Sejak itu, kata Syaifudin terjadi ada yang berbondong bondong untuk mensertifikatkan aset-aset daerah, aset-aset kementerian, aset-aset lembaga dan aset-aset badan usaha milik negara maupun daerah hingga sampai sekarang semuanya belum terdaftar atau bersertifikat

“Karena masih banyak tanda kutip bahwa aset – aset tersebut masih bermasalah dan belum clear juga,” katanya.

“Sehingga kami BPN juga tidak mau ikut ruwet di dalamnya, kami harus menunggu untuk penerbitan sertifikat itu clear dan clean,” imbuhnya.

Terkait di Kota Surabaya pihaknya sudah menyampaikan ada jawaban khusus kepada Walikota Surabaya yang intinya

“Adalah bahwa terhadap aset-aset pemerintah daerah atau pemerintah kota Surabaya bisa diberikan hak kepada warganya yaitu berupa HGB di atas HPL,” katanya.

Bahkan, Syaifudin mengaku melihat penjelasan yang disampaikan dalam rapat bahwa ada perlakuan khusus terkait jangka waktu HGB-nya.

“Yaitu kurang lebih keseluruhan adalah dalam satu siklus adalah 80 tahun yaitu pemberian hak pertama kali selama 30 tahun, perpanjangan 20 tahun dan pembaharuan haknya selama 30 tahun,” katanya.
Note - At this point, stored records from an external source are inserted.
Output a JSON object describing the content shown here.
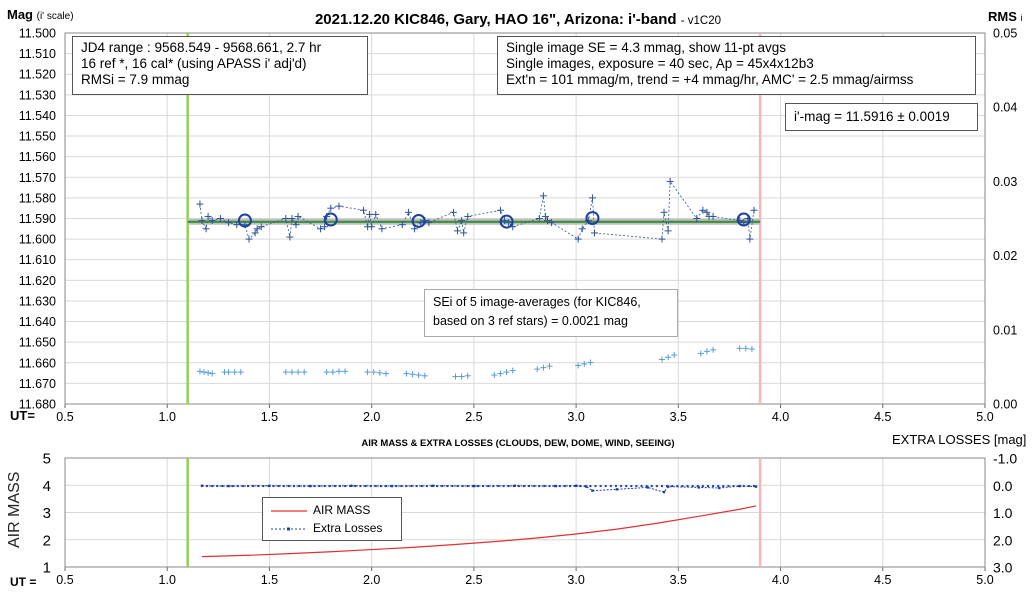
{
  "title": "2021.12.20 KIC846, Gary, HAO 16\", Arizona: i'-band",
  "version": "- v1C20",
  "top_chart": {
    "ylabel": "Mag",
    "ylabel_sub": "(i' scale)",
    "y2label": "RMS",
    "y2label_sub": "i",
    "xlabel": "UT=",
    "info_box": [
      "JD4 range : 9568.549 - 9568.661, 2.7  hr",
      "16 ref *, 16 cal* (using APASS i' adj'd)",
      "RMSi = 7.9 mmag"
    ],
    "single_box": [
      "Single image SE = 4.3 mmag, show 11-pt avgs",
      "Single images, exposure = 40 sec, Ap = 45x4x12b3",
      "Ext'n = 101 mmag/m, trend = +4 mmag/hr, AMC' = 2.5 mmag/airmss"
    ],
    "mag_box": "i'-mag = 11.5916 ± 0.0019",
    "sei_box": [
      "SEi of 5 image-averages (for KIC846,",
      "based on 3 ref stars) = 0.0021 mag"
    ]
  },
  "bottom_chart": {
    "title": "AIR MASS & EXTRA LOSSES (CLOUDS, DEW, DOME, WIND, SEEING)",
    "ylabel": "AIR MASS",
    "y2label": "EXTRA LOSSES [mag]",
    "xlabel": "UT =",
    "legend": [
      "AIR MASS",
      "Extra Losses"
    ]
  },
  "colors": {
    "gridline": "#d9d9d9",
    "data_points": "#2f5597",
    "averages": "#1f3f9f",
    "mean_line": "#3a8f3a",
    "mean_band": "#bfbfbf",
    "rms_points": "#5b9bd5",
    "start_line": "#92d050",
    "end_line": "#f4b6b6",
    "airmass": "#e03030",
    "extra_losses": "#1f3fa0"
  },
  "chart_data": [
    {
      "type": "scatter",
      "x_range": [
        0.5,
        5.0
      ],
      "x_ticks": [
        "0.5",
        "1.0",
        "1.5",
        "2.0",
        "2.5",
        "3.0",
        "3.5",
        "4.0",
        "4.5",
        "5.0"
      ],
      "y_range": [
        11.68,
        11.5
      ],
      "y_inverted": true,
      "y_ticks": [
        "11.500",
        "11.510",
        "11.520",
        "11.530",
        "11.540",
        "11.550",
        "11.560",
        "11.570",
        "11.580",
        "11.590",
        "11.600",
        "11.610",
        "11.620",
        "11.630",
        "11.640",
        "11.650",
        "11.660",
        "11.670",
        "11.680"
      ],
      "y2_range": [
        0.0,
        0.05
      ],
      "y2_ticks": [
        "0.00",
        "0.01",
        "0.02",
        "0.03",
        "0.04",
        "0.05"
      ],
      "grid": true,
      "series": [
        {
          "x": [
            1.16,
            1.17,
            1.19,
            1.2,
            1.22,
            1.26,
            1.3,
            1.34,
            1.38,
            1.4,
            1.43,
            1.44,
            1.46,
            1.58,
            1.6,
            1.61,
            1.63,
            1.64,
            1.75,
            1.77,
            1.78,
            1.8,
            1.84,
            1.96,
            1.98,
            1.99,
            2.0,
            2.02,
            2.05,
            2.15,
            2.18,
            2.21,
            2.24,
            2.26,
            2.28,
            2.4,
            2.42,
            2.44,
            2.45,
            2.47,
            2.63,
            2.65,
            2.67,
            2.69,
            2.82,
            2.84,
            2.85,
            2.86,
            2.88,
            3.01,
            3.03,
            3.06,
            3.08,
            3.09,
            3.42,
            3.43,
            3.45,
            3.46,
            3.59,
            3.62,
            3.64,
            3.65,
            3.67,
            3.8,
            3.82,
            3.84,
            3.85,
            3.87
          ],
          "y": [
            11.583,
            11.591,
            11.595,
            11.589,
            11.591,
            11.59,
            11.592,
            11.593,
            11.593,
            11.6,
            11.597,
            11.595,
            11.594,
            11.59,
            11.599,
            11.59,
            11.593,
            11.589,
            11.595,
            11.594,
            11.589,
            11.585,
            11.584,
            11.586,
            11.594,
            11.588,
            11.594,
            11.588,
            11.595,
            11.593,
            11.587,
            11.595,
            11.592,
            11.591,
            11.592,
            11.587,
            11.596,
            11.591,
            11.597,
            11.589,
            11.586,
            11.591,
            11.592,
            11.594,
            11.59,
            11.579,
            11.589,
            11.591,
            11.592,
            11.6,
            11.595,
            11.591,
            11.58,
            11.597,
            11.6,
            11.587,
            11.596,
            11.572,
            11.59,
            11.586,
            11.587,
            11.589,
            11.589,
            11.591,
            11.592,
            11.59,
            11.6,
            11.586
          ]
        },
        {
          "name": "averages",
          "x": [
            1.38,
            1.8,
            2.23,
            2.66,
            3.08,
            3.82
          ],
          "y": [
            11.591,
            11.5905,
            11.5912,
            11.5915,
            11.5898,
            11.5905
          ]
        },
        {
          "name": "mean",
          "x": [
            1.1,
            3.9
          ],
          "y": [
            11.5916,
            11.5916
          ]
        },
        {
          "name": "rms",
          "axis": "y2",
          "x": [
            1.16,
            1.18,
            1.2,
            1.22,
            1.28,
            1.3,
            1.33,
            1.36,
            1.58,
            1.61,
            1.64,
            1.67,
            1.78,
            1.81,
            1.84,
            1.87,
            1.98,
            2.01,
            2.04,
            2.07,
            2.17,
            2.2,
            2.23,
            2.26,
            2.41,
            2.44,
            2.47,
            2.6,
            2.63,
            2.66,
            2.69,
            2.81,
            2.84,
            2.87,
            3.01,
            3.04,
            3.07,
            3.42,
            3.45,
            3.48,
            3.61,
            3.64,
            3.67,
            3.8,
            3.83,
            3.86
          ],
          "y": [
            0.0044,
            0.0043,
            0.0042,
            0.0041,
            0.0043,
            0.0043,
            0.0043,
            0.0043,
            0.0043,
            0.0043,
            0.0043,
            0.0043,
            0.0043,
            0.0043,
            0.0044,
            0.0044,
            0.0043,
            0.0043,
            0.0042,
            0.0041,
            0.0041,
            0.004,
            0.0039,
            0.0038,
            0.0037,
            0.0037,
            0.0038,
            0.0039,
            0.0041,
            0.0043,
            0.0045,
            0.0047,
            0.0049,
            0.0051,
            0.0052,
            0.0054,
            0.0056,
            0.006,
            0.0063,
            0.0066,
            0.0068,
            0.0071,
            0.0073,
            0.0075,
            0.0075,
            0.0074
          ]
        }
      ],
      "vlines": [
        1.1,
        3.9
      ]
    },
    {
      "type": "line",
      "x_range": [
        0.5,
        5.0
      ],
      "x_ticks": [
        "0.5",
        "1.0",
        "1.5",
        "2.0",
        "2.5",
        "3.0",
        "3.5",
        "4.0",
        "4.5",
        "5.0"
      ],
      "y_range": [
        1,
        5
      ],
      "y_ticks": [
        "1",
        "2",
        "3",
        "4",
        "5"
      ],
      "y2_range": [
        3.0,
        -1.0
      ],
      "y2_ticks": [
        "-1.0",
        "0.0",
        "1.0",
        "2.0",
        "3.0"
      ],
      "grid": true,
      "legend_position": "center-left",
      "series": [
        {
          "name": "AIR MASS",
          "x": [
            1.17,
            1.4,
            1.6,
            1.8,
            2.0,
            2.2,
            2.4,
            2.6,
            2.8,
            3.0,
            3.2,
            3.4,
            3.6,
            3.8,
            3.88
          ],
          "y": [
            1.38,
            1.43,
            1.49,
            1.56,
            1.64,
            1.72,
            1.82,
            1.93,
            2.06,
            2.21,
            2.39,
            2.61,
            2.86,
            3.12,
            3.24
          ]
        },
        {
          "name": "Extra Losses",
          "axis": "y2",
          "x": [
            1.17,
            1.3,
            1.5,
            1.7,
            1.9,
            2.1,
            2.3,
            2.5,
            2.7,
            2.9,
            3.0,
            3.05,
            3.08,
            3.2,
            3.35,
            3.43,
            3.45,
            3.6,
            3.7,
            3.8,
            3.88
          ],
          "y": [
            0.02,
            0.03,
            0.02,
            0.03,
            0.02,
            0.03,
            0.02,
            0.03,
            0.02,
            0.03,
            0.02,
            0.05,
            0.2,
            0.15,
            0.08,
            0.25,
            0.05,
            0.08,
            0.1,
            0.03,
            0.05
          ]
        }
      ],
      "vlines": [
        1.1,
        3.9
      ]
    }
  ]
}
Hal itu menurut ia bisa dimohonkan sekaligus jika untuk kegiatan atau permohonan yang lain itu biasanya bertahap 30 tahun,

“kemudian kalau habis perpanjangan 20 tahun. Kalau habis lagi bisa di pembaharuan selama 30 tahun,” katanya.

Meski demikian kata Syaifudin ada ketentuan khusus pertama adalah 200 meter persegi ini bukan harga mati sebetulnya.

“Jadi 200 ini adalah pikiran normal kita untuk warga untuk perumahan. Rumah tinggal,” katanya

Jika kegiatan yang lain untuk profit dan sebagainya menurut Syaifudin itu akan ditentukan dengan ketentuan yang lain.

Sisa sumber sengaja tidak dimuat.